ABSTRACT | The Internet and online social networks have greatly facilitated and accelerated information diffusion processes, but at the same time, they provide fertile ground for the spread of misinformation, rumors, and hoaxes. The goal of this work is to introduce a simple modeling framework to study these phenomena: following the epidemic approach and motivated by results in literature, we look at misinformation as an instance of the more general concept of information diffusion, and we propose an adaption of the classic SIS (Susceptible-Infected-Susceptible) model to the case of misinformation by adding two essential socio-cognitive features: forgetting and competition with fact-checking efforts.
First, we focus on how the availability of debunking information may contain the misinformation diffusion. Our approach allows to quantitatively gauge the minimal reaction necessary to eradicate a hoax. Second, we simulate the spreading dynamics on networks with two communities of gullible and skeptic users, with different propensities to believe hoaxes and a segregation parameter that represents the sparsity of links between the two communities. Simulations show that segregation plays an important role in the diffusion of misinformation, but can have different effects varying other parameters. Finally, we validate our model on Twitter data (both fake news and debunking), obtaining good results.

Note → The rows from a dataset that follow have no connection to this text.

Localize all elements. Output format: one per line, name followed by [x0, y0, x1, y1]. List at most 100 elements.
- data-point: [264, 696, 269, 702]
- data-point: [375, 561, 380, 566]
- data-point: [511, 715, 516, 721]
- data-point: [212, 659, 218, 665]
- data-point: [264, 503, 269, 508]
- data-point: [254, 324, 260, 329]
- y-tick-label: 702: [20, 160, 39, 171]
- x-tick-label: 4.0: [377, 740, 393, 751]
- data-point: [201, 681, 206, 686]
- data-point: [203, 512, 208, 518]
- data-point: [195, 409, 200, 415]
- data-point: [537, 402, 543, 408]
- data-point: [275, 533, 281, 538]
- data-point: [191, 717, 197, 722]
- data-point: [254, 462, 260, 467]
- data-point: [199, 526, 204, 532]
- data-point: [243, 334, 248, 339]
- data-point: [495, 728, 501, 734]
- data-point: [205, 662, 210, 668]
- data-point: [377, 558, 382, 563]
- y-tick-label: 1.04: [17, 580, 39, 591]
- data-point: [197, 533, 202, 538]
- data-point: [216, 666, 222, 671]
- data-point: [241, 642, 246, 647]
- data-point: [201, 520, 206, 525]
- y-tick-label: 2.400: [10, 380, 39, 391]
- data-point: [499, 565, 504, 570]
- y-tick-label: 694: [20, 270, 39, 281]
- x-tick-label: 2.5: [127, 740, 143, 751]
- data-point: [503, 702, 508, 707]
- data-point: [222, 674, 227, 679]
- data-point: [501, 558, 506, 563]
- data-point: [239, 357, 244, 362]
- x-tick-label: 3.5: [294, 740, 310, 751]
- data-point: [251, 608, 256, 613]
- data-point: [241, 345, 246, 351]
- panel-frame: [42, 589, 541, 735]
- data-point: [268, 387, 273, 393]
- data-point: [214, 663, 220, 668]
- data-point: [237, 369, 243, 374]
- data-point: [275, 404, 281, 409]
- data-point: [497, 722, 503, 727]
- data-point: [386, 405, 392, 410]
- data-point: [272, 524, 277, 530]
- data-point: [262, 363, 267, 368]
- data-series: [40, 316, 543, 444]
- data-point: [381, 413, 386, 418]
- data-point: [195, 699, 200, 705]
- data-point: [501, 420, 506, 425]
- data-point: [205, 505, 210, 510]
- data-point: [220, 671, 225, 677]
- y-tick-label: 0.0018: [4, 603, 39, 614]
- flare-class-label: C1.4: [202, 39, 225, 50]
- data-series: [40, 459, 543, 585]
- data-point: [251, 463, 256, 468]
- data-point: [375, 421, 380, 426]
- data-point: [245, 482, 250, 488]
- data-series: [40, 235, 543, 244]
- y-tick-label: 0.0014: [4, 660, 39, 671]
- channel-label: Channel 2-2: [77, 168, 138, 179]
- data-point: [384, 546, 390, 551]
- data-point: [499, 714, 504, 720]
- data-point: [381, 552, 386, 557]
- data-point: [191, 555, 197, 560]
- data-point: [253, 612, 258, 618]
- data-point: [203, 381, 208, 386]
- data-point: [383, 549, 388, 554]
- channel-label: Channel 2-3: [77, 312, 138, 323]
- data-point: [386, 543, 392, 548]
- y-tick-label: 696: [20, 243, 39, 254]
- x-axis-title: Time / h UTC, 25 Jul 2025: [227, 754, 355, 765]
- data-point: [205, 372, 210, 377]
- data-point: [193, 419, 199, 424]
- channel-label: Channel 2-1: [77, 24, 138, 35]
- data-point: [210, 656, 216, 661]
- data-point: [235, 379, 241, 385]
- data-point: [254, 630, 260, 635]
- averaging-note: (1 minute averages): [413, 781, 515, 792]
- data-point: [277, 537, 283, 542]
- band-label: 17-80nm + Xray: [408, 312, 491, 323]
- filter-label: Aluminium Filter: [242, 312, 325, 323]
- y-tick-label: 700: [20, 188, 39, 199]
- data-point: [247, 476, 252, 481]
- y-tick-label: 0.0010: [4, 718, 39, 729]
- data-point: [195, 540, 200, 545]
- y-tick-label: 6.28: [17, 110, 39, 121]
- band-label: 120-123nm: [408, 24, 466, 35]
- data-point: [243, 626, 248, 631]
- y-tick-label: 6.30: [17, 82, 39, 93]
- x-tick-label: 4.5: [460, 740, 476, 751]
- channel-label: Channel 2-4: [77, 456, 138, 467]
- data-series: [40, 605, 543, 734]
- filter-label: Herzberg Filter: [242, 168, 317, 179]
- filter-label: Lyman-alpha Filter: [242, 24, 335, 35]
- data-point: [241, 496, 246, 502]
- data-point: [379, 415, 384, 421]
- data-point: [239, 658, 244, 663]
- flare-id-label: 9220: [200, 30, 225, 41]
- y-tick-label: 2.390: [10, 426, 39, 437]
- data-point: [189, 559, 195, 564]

Our encouraging findings suggest that fact-checking can be still considered useful in fighting misinformation, but also that the structure of the underlying social network is very important in the spreading process evolution, then further investigation in this direction is absolutely necessary in order to develop new tools and solutions to limit the diffusion of fake news.
BIO | Marcella Tambuscio, currently a PostDoc researcher at the University of Turin, obtained her PhD degree in Computer Science last May. She completed her undergraduate studies in Mathematics and Computer Science at the University of Pisa, collaborating with the Basque Center for Applied Mathematics (BCAM) to prepare her master thesis.
During her PhD, she focused on misinformation spreading in online social media, collaborating with CNets (Indiana University, Bloomington), analyzing, in particular, the effectiveness of fact-checking activity and the role of the underlying social network structure. Her research interests lie in the area of computational social science and social network analysis, ranging from modeling phenomena to data mining.